Шрифт:
История Нидерландов напоминает жизнь писателя, который сразу же, в ранней юности, написал свою лучшую книгу. Все, что происходит потом, всегда остается в тени того огромного, но разового успеха. Так и Нидерланды практически сразу после возникновения оказались на пике успеха. Золотой век, как его ни поверни, представлял собой невиданный творческий взрыв во всех возможных областях: в экономике, управлении, живописи, философии, архитектуре и городском строительстве. Вся Европа была ошеломлена тем, что за кратчайшее время произошло в этой маленькой молодой стране. Но уже спустя несколько десятилетий наступил антиклимакс, который затем господствовал в стране на протяжении столетий. «Бремя золотого века оказалось тяжелым», — делает справедливый вывод в этой связи Прайс.
Менталитет того периода можно оценить по одному человеку — золотой век как бы сконцентрирован в одной фигуре Константейна Хёйгенса, друга ван Кампена. Хёйгенс мог буквально всё. С четырехлетнего возраста он свободно говорил на латыни. Уже в шесть лет ему позволили под руководством великого композитора Яна Питерсзоона Свелинка играть на виолончели. Однажды по невнимательности он сбился и, как писал позже, «горько и безутешно расплакался». Хёйгенс был замечательным поэтом, за свою жизнь он написал около восьмисот стихотворений (к сожалению, до нас их дошло совсем немного). В Венеции он слушал самого Клаудио Монтеверди («самая совершенная музыка, какую я, вероятно, слышал в моей жизни»). Он превозносил Рембрандта, когда тот был еще молодым подмастерьем; он был очарован необычным и гениальным художником Йоханом Торренцием, он экспериментировал с линзами и микроскопами, дружил с великим философом Декартом, и он же за три дня набросал самый непристойный фарс XVII века — «Трейнтье Корнелис»; и при всем этом он еще был и личным секретарем трех сменивших друг друга статхаудеров.
Хёйгенс очень близко подошел к идеалу человека Возрождения — homo universalis, человека, полного жизни и одновременно всегда ищущего другого, «совершенного» мира.

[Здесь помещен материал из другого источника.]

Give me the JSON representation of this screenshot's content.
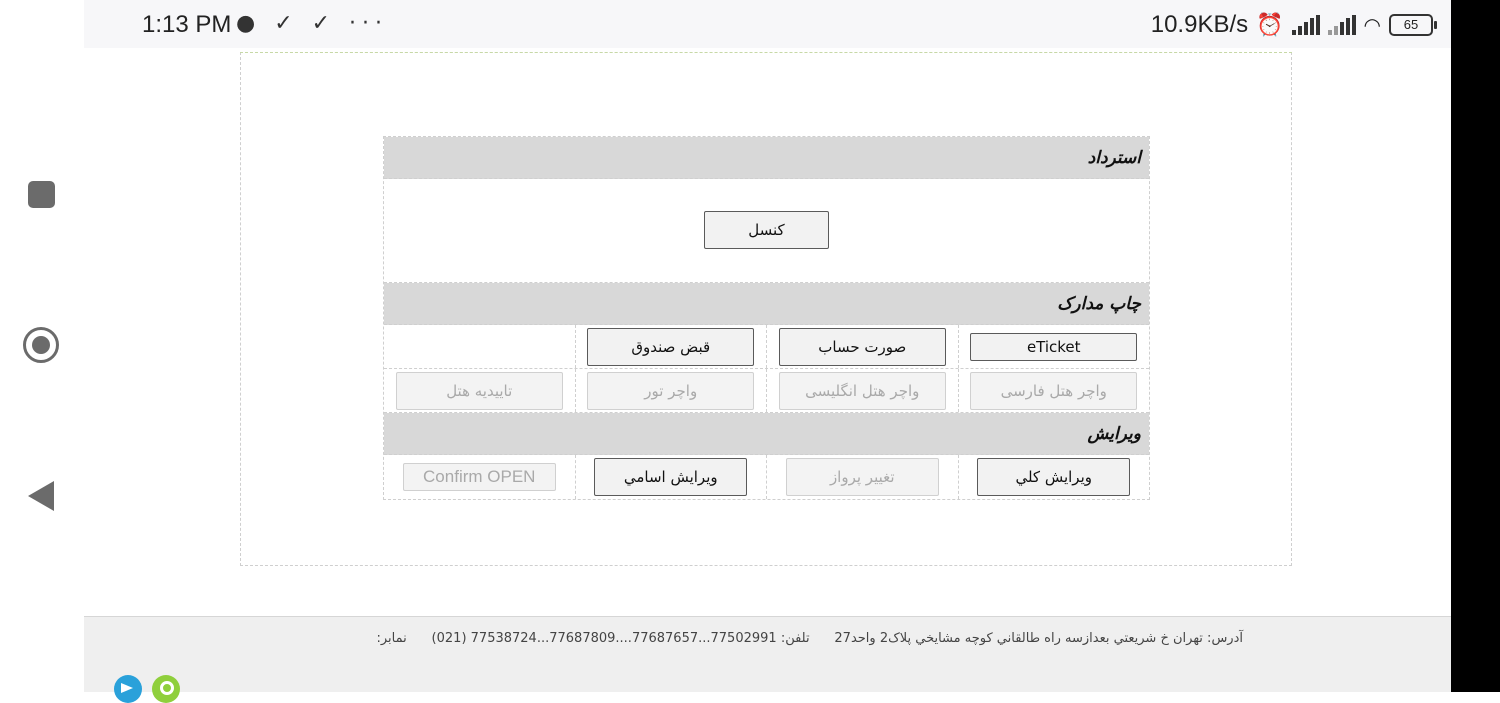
{
  "status_bar": {
    "time": "1:13 PM",
    "left_icons": "● ✓ ✓ ···",
    "net_speed": "10.9KB/s",
    "battery": "65"
  },
  "sections": {
    "refund": {
      "title": "استرداد",
      "cancel_label": "کنسل"
    },
    "print_docs": {
      "title": "چاپ مدارک",
      "row1": [
        "eTicket",
        "صورت حساب",
        "قبض صندوق"
      ],
      "row2": [
        "واچر هتل فارسی",
        "واچر هتل انگلیسی",
        "واچر تور",
        "تاییدیه هتل"
      ]
    },
    "edit": {
      "title": "ویرایش",
      "items": [
        "ویرایش کلي",
        "تغيير پرواز",
        "ويرايش اسامي",
        "Confirm OPEN"
      ]
    }
  },
  "footer": {
    "address": "آدرس: تهران خ شريعتي بعدازسه راه طالقاني كوچه مشايخي پلاک2 واحد27",
    "phone": "تلفن: 77502991...77687657....77687809...77538724 (021)",
    "fax": "نمابر:"
  },
  "colors": {
    "section_header_bg": "#d8d8d8",
    "telegram": "#2aa1da",
    "map": "#8fcf3c"
  }
}
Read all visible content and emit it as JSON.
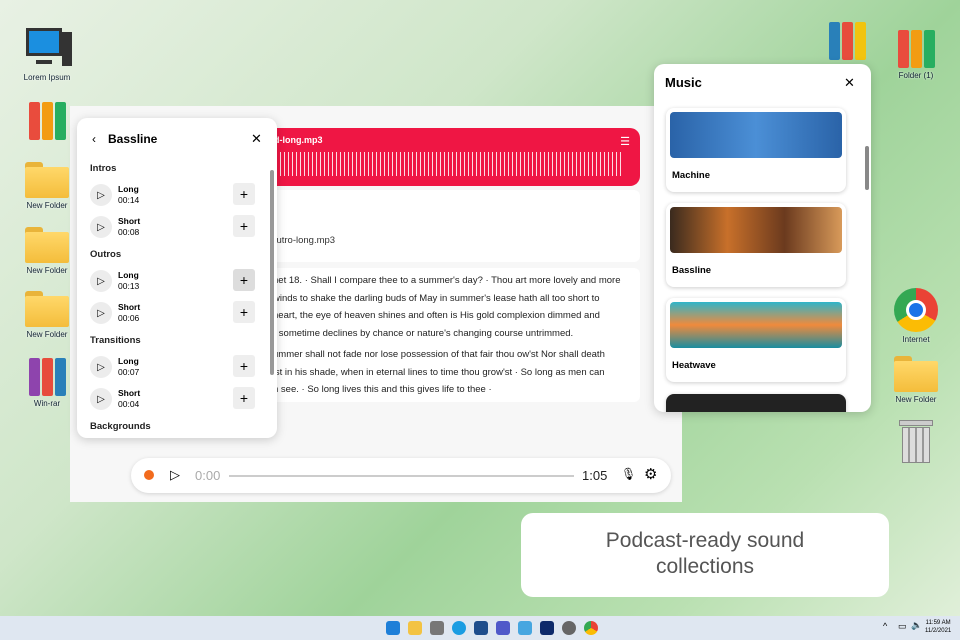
{
  "desktop": {
    "left": [
      "Lorem Ipsum",
      "New Folder",
      "New Folder",
      "New Folder",
      "Win-rar"
    ],
    "right": [
      "Folder (1)",
      "Internet",
      "New Folder"
    ]
  },
  "bassline": {
    "title": "Bassline",
    "sections": [
      {
        "name": "Intros",
        "items": [
          {
            "label": "Long",
            "time": "00:14"
          },
          {
            "label": "Short",
            "time": "00:08"
          }
        ]
      },
      {
        "name": "Outros",
        "items": [
          {
            "label": "Long",
            "time": "00:13"
          },
          {
            "label": "Short",
            "time": "00:06"
          }
        ]
      },
      {
        "name": "Transitions",
        "items": [
          {
            "label": "Long",
            "time": "00:07"
          },
          {
            "label": "Short",
            "time": "00:04"
          }
        ]
      },
      {
        "name": "Backgrounds",
        "items": []
      }
    ]
  },
  "editor": {
    "track_name": "d-long.mp3",
    "outro_file": "-outro-long.mp3",
    "lines": [
      "net 18. · Shall I compare thee to a summer's day? · Thou art more lovely and more",
      "winds to shake the darling buds of May in summer's lease hath all too short to",
      "heart, the eye of heaven shines and often is His gold complexion dimmed and",
      "r sometime declines by chance or nature's changing course untrimmed.",
      "ummer shall not fade nor lose possession of that fair thou ow'st Nor shall death",
      "'st in his shade, when in eternal lines to time thou grow'st · So long as men can",
      "n see. · So long lives this and this gives life to thee ·"
    ]
  },
  "player": {
    "current": "0:00",
    "total": "1:05",
    "progress": 0
  },
  "music": {
    "title": "Music",
    "items": [
      "Machine",
      "Bassline",
      "Heatwave"
    ]
  },
  "caption": {
    "line1": "Podcast-ready sound",
    "line2": "collections"
  },
  "taskbar": {
    "time": "11:59 AM",
    "date": "11/2/2021"
  }
}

Прочтите перевод стихотворения, которое он написал на латыни в 1653 году о своем новом доме в Гааге.
Рот посредине, уверенный рот; Подо лбом на равном расстоянии широко открытые глаза; Виски; нос; уши; из плечей и груди, Прекрасной груди, как и у ее владельца вырастающие руки; Скелет с собственным блеском, ребра, покрытые двойной колеей; Собранные ниже ребер во впалом животе кишки — Все это показывает один дом, да, он далее смеется, Если поэт не ошибается, на ваши взгляды, изящная Гаага. Давайте простим ребенка; скоро, повзрослев с годами, Он выскажет то, о чем молчит в колыбели, и станет человеком.Стихотворение посвящено Якобу ван Кампену, автору и этого гаагского проекта. Но вообще-то речь в нем идет о порядке жизни, а также о строении человеческого тела, в котором отражается божественное мироздание, — строении, которое должно повторяться в любом здании, любом городе, любом созданном ландшафте.
Якоб ван Кампен, как и Константейн Хёйгенс, восхищался идеями римского архитектора Витрувия, который постоянно ссылался на «совершенство» Вселенной, которое отражается в пропорциях человека. Ведь они определенным образом точно вписываются как в квадрат и прямоугольник, так и в круг. Городской дворец должен был стать венцом этой философии жизни и творчества. Он должен стать совершенным зданием, с совершенными размерами, совершенными пропорциями и совершенным впечатлением, которое он производит на зрителя.
В проекте ратуши ван Кампена параллели между человеком и зданием повторяются в разнообразных вариантах. Возьмем, например, хотя бы пропорции Гражданского зала: 120 футов [9] — длина, 60 футов — ширина и 120–60: 2 = 90 футов в высоту. Не случайно в панегирике другого гостя на вечере, посвященном ратуше, — Йооста ван ден Вондела — речь идет о талии, руках и голове здания. «Оно имеет свои внутренности. / Каждый член, каждый орган имеет свою величину, назначение и место…»
9
Фут (от англ. foot) — ступня ноги) — единица длины, равная 0,3048 м.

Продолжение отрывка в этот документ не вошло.